Blame whichever segment of the government that your personal politics demand, but the failure is real.

The government must process Trusted Traveler applications.

In late June, Customs and Border Protection announced it had devised a solid plan to safely reopen its Trusted Traveler centers. Then, despite that announcement, the agency postponed the reopening two additional times, resulting in two more months of delays. Trusted Traveler processing centers still have not reopened. Since March, applicants have been unable to join or renew Nexus, Global Entry, or TSA PreCheck, which are paid programs allowing for the expedited exercise of citizens' right to travel.

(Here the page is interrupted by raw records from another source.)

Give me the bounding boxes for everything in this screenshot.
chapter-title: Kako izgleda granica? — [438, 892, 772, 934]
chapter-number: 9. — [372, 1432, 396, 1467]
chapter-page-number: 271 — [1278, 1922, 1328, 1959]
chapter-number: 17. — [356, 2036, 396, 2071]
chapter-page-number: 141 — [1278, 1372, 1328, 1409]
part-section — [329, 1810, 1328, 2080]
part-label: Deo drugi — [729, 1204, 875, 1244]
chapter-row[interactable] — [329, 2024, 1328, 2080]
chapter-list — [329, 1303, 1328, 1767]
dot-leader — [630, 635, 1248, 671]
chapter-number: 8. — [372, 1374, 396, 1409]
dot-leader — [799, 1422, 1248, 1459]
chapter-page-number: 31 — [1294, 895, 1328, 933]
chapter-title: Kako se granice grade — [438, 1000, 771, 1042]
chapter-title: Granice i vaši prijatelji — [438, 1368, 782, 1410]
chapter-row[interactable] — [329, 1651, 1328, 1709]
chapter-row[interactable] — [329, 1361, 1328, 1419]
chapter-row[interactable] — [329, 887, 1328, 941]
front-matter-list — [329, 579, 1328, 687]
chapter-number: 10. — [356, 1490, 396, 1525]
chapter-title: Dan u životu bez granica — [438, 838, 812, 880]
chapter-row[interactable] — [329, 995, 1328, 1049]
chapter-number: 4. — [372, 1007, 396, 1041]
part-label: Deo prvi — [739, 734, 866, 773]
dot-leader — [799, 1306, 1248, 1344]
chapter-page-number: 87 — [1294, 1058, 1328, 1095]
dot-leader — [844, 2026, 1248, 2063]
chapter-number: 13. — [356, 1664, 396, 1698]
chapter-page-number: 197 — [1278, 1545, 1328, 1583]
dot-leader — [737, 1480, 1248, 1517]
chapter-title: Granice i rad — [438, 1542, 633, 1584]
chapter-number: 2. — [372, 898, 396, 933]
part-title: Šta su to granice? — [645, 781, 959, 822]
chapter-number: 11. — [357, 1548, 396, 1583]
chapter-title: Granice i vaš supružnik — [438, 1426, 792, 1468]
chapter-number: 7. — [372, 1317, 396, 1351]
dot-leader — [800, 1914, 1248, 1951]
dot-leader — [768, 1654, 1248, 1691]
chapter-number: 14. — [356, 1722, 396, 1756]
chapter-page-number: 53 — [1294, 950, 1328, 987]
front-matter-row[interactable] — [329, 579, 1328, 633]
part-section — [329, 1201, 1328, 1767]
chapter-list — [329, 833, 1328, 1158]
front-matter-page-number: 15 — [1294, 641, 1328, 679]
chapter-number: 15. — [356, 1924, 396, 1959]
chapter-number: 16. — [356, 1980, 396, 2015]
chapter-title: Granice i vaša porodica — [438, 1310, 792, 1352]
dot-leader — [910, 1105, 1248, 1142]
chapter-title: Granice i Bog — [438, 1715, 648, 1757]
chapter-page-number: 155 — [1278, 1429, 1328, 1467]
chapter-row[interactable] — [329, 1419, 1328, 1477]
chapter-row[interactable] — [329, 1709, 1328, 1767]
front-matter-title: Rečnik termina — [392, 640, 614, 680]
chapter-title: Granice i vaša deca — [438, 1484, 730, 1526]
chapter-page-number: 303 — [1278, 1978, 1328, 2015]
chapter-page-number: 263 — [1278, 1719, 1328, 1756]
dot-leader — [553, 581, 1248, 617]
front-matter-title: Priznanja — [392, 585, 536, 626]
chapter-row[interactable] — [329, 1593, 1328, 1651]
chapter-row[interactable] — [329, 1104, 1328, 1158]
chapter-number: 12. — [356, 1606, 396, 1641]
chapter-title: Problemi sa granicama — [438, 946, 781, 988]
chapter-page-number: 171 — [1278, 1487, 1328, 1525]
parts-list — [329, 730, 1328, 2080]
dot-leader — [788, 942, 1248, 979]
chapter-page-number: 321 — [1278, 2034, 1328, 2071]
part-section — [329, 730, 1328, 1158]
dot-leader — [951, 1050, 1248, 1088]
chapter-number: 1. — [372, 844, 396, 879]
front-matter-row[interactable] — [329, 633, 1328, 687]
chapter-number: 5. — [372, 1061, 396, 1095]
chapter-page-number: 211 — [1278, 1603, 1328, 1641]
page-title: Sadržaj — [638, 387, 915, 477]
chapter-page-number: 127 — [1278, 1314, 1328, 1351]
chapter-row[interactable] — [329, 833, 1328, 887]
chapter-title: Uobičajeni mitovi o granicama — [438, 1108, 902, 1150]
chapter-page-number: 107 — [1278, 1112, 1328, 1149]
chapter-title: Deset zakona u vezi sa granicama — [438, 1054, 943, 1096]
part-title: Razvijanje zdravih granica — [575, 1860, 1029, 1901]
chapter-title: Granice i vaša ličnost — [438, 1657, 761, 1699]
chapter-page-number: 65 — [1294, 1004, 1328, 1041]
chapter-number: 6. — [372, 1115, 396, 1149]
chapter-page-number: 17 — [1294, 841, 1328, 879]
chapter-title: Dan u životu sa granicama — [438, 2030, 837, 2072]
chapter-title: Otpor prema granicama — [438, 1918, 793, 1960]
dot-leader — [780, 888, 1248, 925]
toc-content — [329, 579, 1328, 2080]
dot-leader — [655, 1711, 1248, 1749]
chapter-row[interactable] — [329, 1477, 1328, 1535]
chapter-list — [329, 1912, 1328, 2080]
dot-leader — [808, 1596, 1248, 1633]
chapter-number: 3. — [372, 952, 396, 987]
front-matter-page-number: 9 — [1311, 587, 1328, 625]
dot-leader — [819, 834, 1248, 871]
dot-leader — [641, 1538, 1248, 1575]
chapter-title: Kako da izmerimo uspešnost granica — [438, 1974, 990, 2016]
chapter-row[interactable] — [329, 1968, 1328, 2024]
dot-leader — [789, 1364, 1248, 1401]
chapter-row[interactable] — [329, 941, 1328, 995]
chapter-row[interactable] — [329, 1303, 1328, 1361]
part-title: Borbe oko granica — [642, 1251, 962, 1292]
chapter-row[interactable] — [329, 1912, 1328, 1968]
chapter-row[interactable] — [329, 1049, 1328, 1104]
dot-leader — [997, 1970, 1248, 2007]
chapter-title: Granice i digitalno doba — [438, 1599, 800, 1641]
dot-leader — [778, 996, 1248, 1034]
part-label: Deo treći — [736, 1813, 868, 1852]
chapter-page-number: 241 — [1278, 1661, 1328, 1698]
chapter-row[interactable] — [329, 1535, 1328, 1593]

The government has blocked agents from processing applications and has neglected to attend to them.

Worse, the government has politicized Trusted Traveler programs. Last winter, as Covid-19 spread, the CBP excluded residents of New York from applying for or renewing Global Entry memberships. After months of denying access to New Yorkers, the false pretext for that ban was exposed in court. Those who live in the state are now theoretically permitted to apply again—yet there are still reports that the CBP system won't accept applications from people based in New York.

The government must immediately do these three things to restore Americans with their inborn right to free movement.

If the government doesn't facilitate rights, it's as good as not having any.

For our health, for our lives, and for our freedom, we implore the U.S. government: Free us from the tyranny of your neglect.